Highlands Board of Regents President and former President of the Foundation Board Leveo V. Sanchez has pledged the initial $50,000 as a challenge grant.
Highlands School of Education dean, Michael Anderson, said the Center for Excellence’s focus on middle-school teaching of math and science addresses a critical need in New Mexico schools as well as across the nation.
“We know that we begin to see our students lose interest or capabilities in the math and science fields in the middle school years,” Anderson said. “By working with teachers in those areas to assist them in new methods, to refresh their skills, or provide a stronger foundation, we can improve the student outcomes in math and science. Frankly, this is critical for our state, which has one of the largest numbers of employment opportunities in the country due to our national labs.”
The Center for Excellence will also focus on professional development schools, which places university faculty on school sites with student teachers. Highlands University faculty will be integrated not only with the student teachers but also with the middle school campus faculty. This will give real-world preparation according to Dr. David Braun Harycki, associate dean of the School of Education.

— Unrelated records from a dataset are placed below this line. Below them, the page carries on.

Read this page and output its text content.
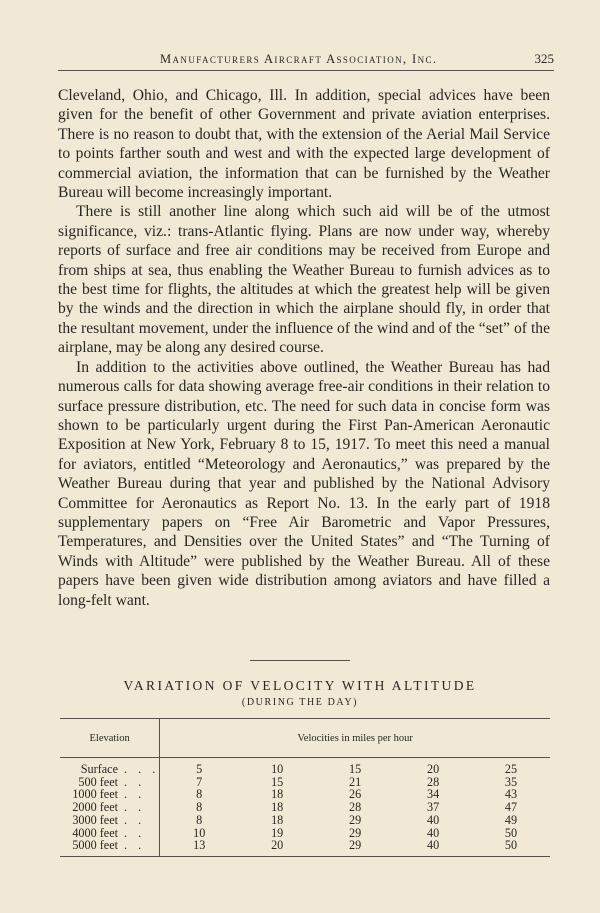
Manufacturers Aircraft Association, Inc.	325

Cleveland, Ohio, and Chicago, Ill. In addition, special advices have been given for the benefit of other Government and private aviation enterprises. There is no reason to doubt that, with the extension of the Aerial Mail Service to points farther south and west and with the expected large development of commercial aviation, the information that can be furnished by the Weather Bureau will become increasingly important.

There is still another line along which such aid will be of the utmost significance, viz.: trans-Atlantic flying. Plans are now under way, whereby reports of surface and free air conditions may be received from Europe and from ships at sea, thus enabling the Weather Bureau to furnish advices as to the best time for flights, the altitudes at which the greatest help will be given by the winds and the direction in which the airplane should fly, in order that the resultant movement, under the influence of the wind and of the “set” of the airplane, may be along any desired course.

In addition to the activities above outlined, the Weather Bureau has had numerous calls for data showing average free-air conditions in their relation to surface pressure distribution, etc. The need for such data in concise form was shown to be particularly urgent during the First Pan-American Aeronautic Exposition at New York, February 8 to 15, 1917. To meet this need a manual for aviators, entitled “Meteorology and Aeronautics,” was prepared by the Weather Bureau during that year and published by the National Advisory Committee for Aeronautics as Report No. 13. In the early part of 1918 supplementary papers on “Free Air Barometric and Vapor Pressures, Temperatures, and Densities over the United States” and “The Turning of Winds with Altitude” were published by the Weather Bureau. All of these papers have been given wide distribution among aviators and have filled a long-felt want.

VARIATION OF VELOCITY WITH ALTITUDE
(DURING THE DAY)
Elevation	Velocities in miles per hour				
Surface . . .	5	10	15	20	25
500 feet . .	7	15	21	28	35
1000 feet . .	8	18	26	34	43
2000 feet . .	8	18	28	37	47
3000 feet . .	8	18	29	40	49
4000 feet . .	10	19	29	40	50
5000 feet . .	13	20	29	40	50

“We will kick-off the fund-raising effort immediately,” said G. Doyle Daves, president of the Highlands Foundation. “We will seek help from all quarters to raise this money. This is one of the most important projects we have undertaken, and the impact of the success of this program will have long-term effects on our communities and our state. We are helping to support the development of a program that will someday have national implications for middle school education.”
The focus on the School of Education by the Foundation Board came at the recommendation of Dr. Jim Fries, president of New Mexico Highlands.
“Highlands started in 1893 as a normal school to train teachers and has a rich history of excellence in its School of Education,” Fries told the Foundation Board. “Today it is critical that educators at all levels work together to strengthen our schools, especially in math and science, and we need to refocus our efforts in the School of Education toward that goal. Far too many of our young people today are not finishing high school. We are going to focus initially on middle school education, which hasn’t received as much attention as the elementary and high school programs in an effort to stem that trend. I’m very pleased with the work our faculty is doing to improve learning opportunities for our students and enhance supportive interactions with area teachers in order to strengthen our school systems across the state.”